After the first couple of sessions, a pattern was clear enough to act on: the friction wasn’t really about Meraki content but about the dCloud platform underneath, and a sibling product, Catalyst Center, kept surfacing the same way. Because the sessions were moderated, I could follow that signal live and promote those two threads from occasional follow-ups into standard parts of the protocol. That mid-study shift is what set up the survey’s broader audience.
Findings clustered into four pain point areas, most of them platform-level issues belonging to the dCloud team rather than Meraki-specific ones:
- Demo discoverability
- Lack of realistic enterprise-scale data
- Read-only limitations blocking full workflow demos
- Demo maintenance problems
Phase 2 — Survey (201 sellers, January 2026): A follow-up survey sent to a broader audience of Meraki and Catalyst Center sellers (145 Cisco employees and 56 partners/distributors) to validate the qualitative themes, weight priorities, and check whether seller type changed what mattered most.
The survey confirmed the interview findings and added quantitative weight. One number became a useful anchor for stakeholders: 81% of sellers reported that demo quality has a significant to critical influence on whether an opportunity moves forward. Zero reported minimal influence. That reframed the platform problems as business-critical, not just usability annoyances.

Outcome
On the platform side, the dCloud team made concrete changes traceable to the research: improved content tagging, removal of outdated demos, and improvements to the platform’s search experience.

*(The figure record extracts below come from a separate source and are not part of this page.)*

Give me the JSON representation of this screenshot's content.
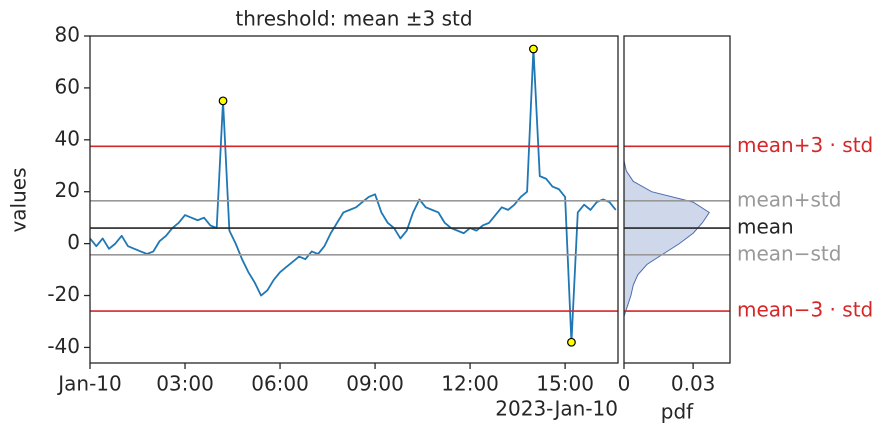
{
  "chart_data": {
    "type": "line",
    "title": "threshold: mean ±3 std",
    "y_label": "values",
    "x_offset_label": "2023-Jan-10",
    "xlim": [
      0,
      16.67
    ],
    "xticks": [
      {
        "value": 0,
        "label": "Jan-10"
      },
      {
        "value": 3,
        "label": "03:00"
      },
      {
        "value": 6,
        "label": "06:00"
      },
      {
        "value": 9,
        "label": "09:00"
      },
      {
        "value": 12,
        "label": "12:00"
      },
      {
        "value": 15,
        "label": "15:00"
      }
    ],
    "ylim": [
      -46,
      80
    ],
    "yticks": [
      -40,
      -20,
      0,
      20,
      40,
      60,
      80
    ],
    "series": [
      {
        "color": "#1f77b4",
        "x": [
          0,
          0.2,
          0.4,
          0.6,
          0.8,
          1,
          1.2,
          1.4,
          1.6,
          1.8,
          2,
          2.2,
          2.4,
          2.6,
          2.8,
          3,
          3.2,
          3.4,
          3.6,
          3.8,
          4,
          4.2,
          4.4,
          4.6,
          4.8,
          5,
          5.2,
          5.4,
          5.6,
          5.8,
          6,
          6.2,
          6.4,
          6.6,
          6.8,
          7,
          7.2,
          7.4,
          7.6,
          7.8,
          8,
          8.2,
          8.4,
          8.6,
          8.8,
          9,
          9.2,
          9.4,
          9.6,
          9.8,
          10,
          10.2,
          10.4,
          10.6,
          10.8,
          11,
          11.2,
          11.4,
          11.6,
          11.8,
          12,
          12.2,
          12.4,
          12.6,
          12.8,
          13,
          13.2,
          13.4,
          13.6,
          13.8,
          14,
          14.2,
          14.4,
          14.6,
          14.8,
          15,
          15.2,
          15.4,
          15.6,
          15.8,
          16,
          16.2,
          16.4,
          16.6
        ],
        "values": [
          2,
          -1,
          2,
          -2,
          0,
          3,
          -1,
          -2,
          -3,
          -4,
          -3,
          1,
          3,
          6,
          8,
          11,
          10,
          9,
          10,
          7,
          6,
          55,
          5,
          0,
          -6,
          -11,
          -15,
          -20,
          -18,
          -14,
          -11,
          -9,
          -7,
          -5,
          -6,
          -3,
          -4,
          -1,
          4,
          8,
          12,
          13,
          14,
          16,
          18,
          19,
          12,
          8,
          6,
          2,
          5,
          12,
          17,
          14,
          13,
          12,
          8,
          6,
          5,
          4,
          6,
          5,
          7,
          8,
          11,
          14,
          13,
          15,
          18,
          20,
          75,
          26,
          25,
          22,
          21,
          18,
          -38,
          12,
          15,
          13,
          16,
          17,
          16,
          13
        ]
      }
    ],
    "outliers": {
      "color": "#ffff00",
      "x": [
        4.2,
        14.0,
        15.2
      ],
      "y": [
        55,
        75,
        -38
      ]
    },
    "thresholds": [
      {
        "name": "mean+3 · std",
        "value": 37.5,
        "color": "#d62728"
      },
      {
        "name": "mean+std",
        "value": 16.5,
        "color": "#999999"
      },
      {
        "name": "mean",
        "value": 6,
        "color": "#262626"
      },
      {
        "name": "mean−std",
        "value": -4.3,
        "color": "#999999"
      },
      {
        "name": "mean−3 · std",
        "value": -26,
        "color": "#d62728"
      }
    ],
    "kde": {
      "x_label": "pdf",
      "xlim": [
        0,
        0.046
      ],
      "xticks": [
        0,
        0.03
      ],
      "fill": "#cfd8ea",
      "color": "#4c6db0",
      "y": [
        -28,
        -24,
        -20,
        -16,
        -12,
        -8,
        -4,
        0,
        4,
        8,
        12,
        16,
        20,
        24,
        28,
        32
      ],
      "density": [
        0,
        0.0015,
        0.003,
        0.004,
        0.006,
        0.01,
        0.017,
        0.024,
        0.03,
        0.034,
        0.037,
        0.03,
        0.012,
        0.004,
        0.001,
        0
      ]
    }
  }
}
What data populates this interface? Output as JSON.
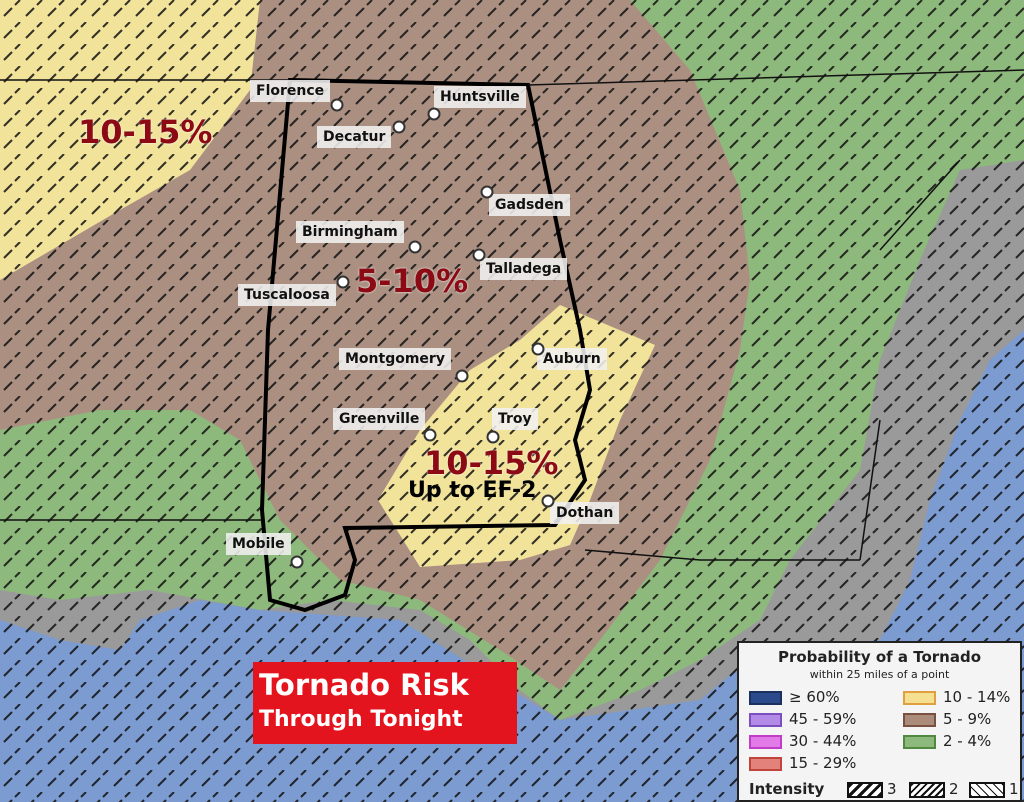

On the influence side, the work reached well beyond my immediate team: findings were presented to leadership in sales enablement and sales engineering, organizations outside the original research scope entirely. That cross-org reach was the unexpected outcome.
Qualitative readout — The Seller Demo Experience: Identifying Top Pain Points (PDF)
Survey readout — Improving the Demo Experience for Sellers (PDF)
Reflection
The sequential design was deliberate: qualitative interviews to surface what the real problems were and build the conceptual framework, survey to validate that problems were widespread and to weight which mattered most. The survey also revealed a difference interviews alone couldn’t have shown: Catalyst Center sellers and Meraki sellers had meaningfully different priorities, which would have shaped recommendations differently if only one group had been surveyed.
Beyond the design choice, this was the project that taught me to design research with permission to expand the scope. If I had held strictly to the original “Meraki demos only” framing, the dCloud findings (which turned out to be the most actionable piece) wouldn’t have surfaced.
It also reinforced that the right time to broaden a study is when participants are already drawing the broader picture for you. The platform-level pain wasn’t something I went looking for; participants kept bringing it up unprompted. The job was to listen, recognize the pattern, and then make space in the synthesis and the readout to address it honestly.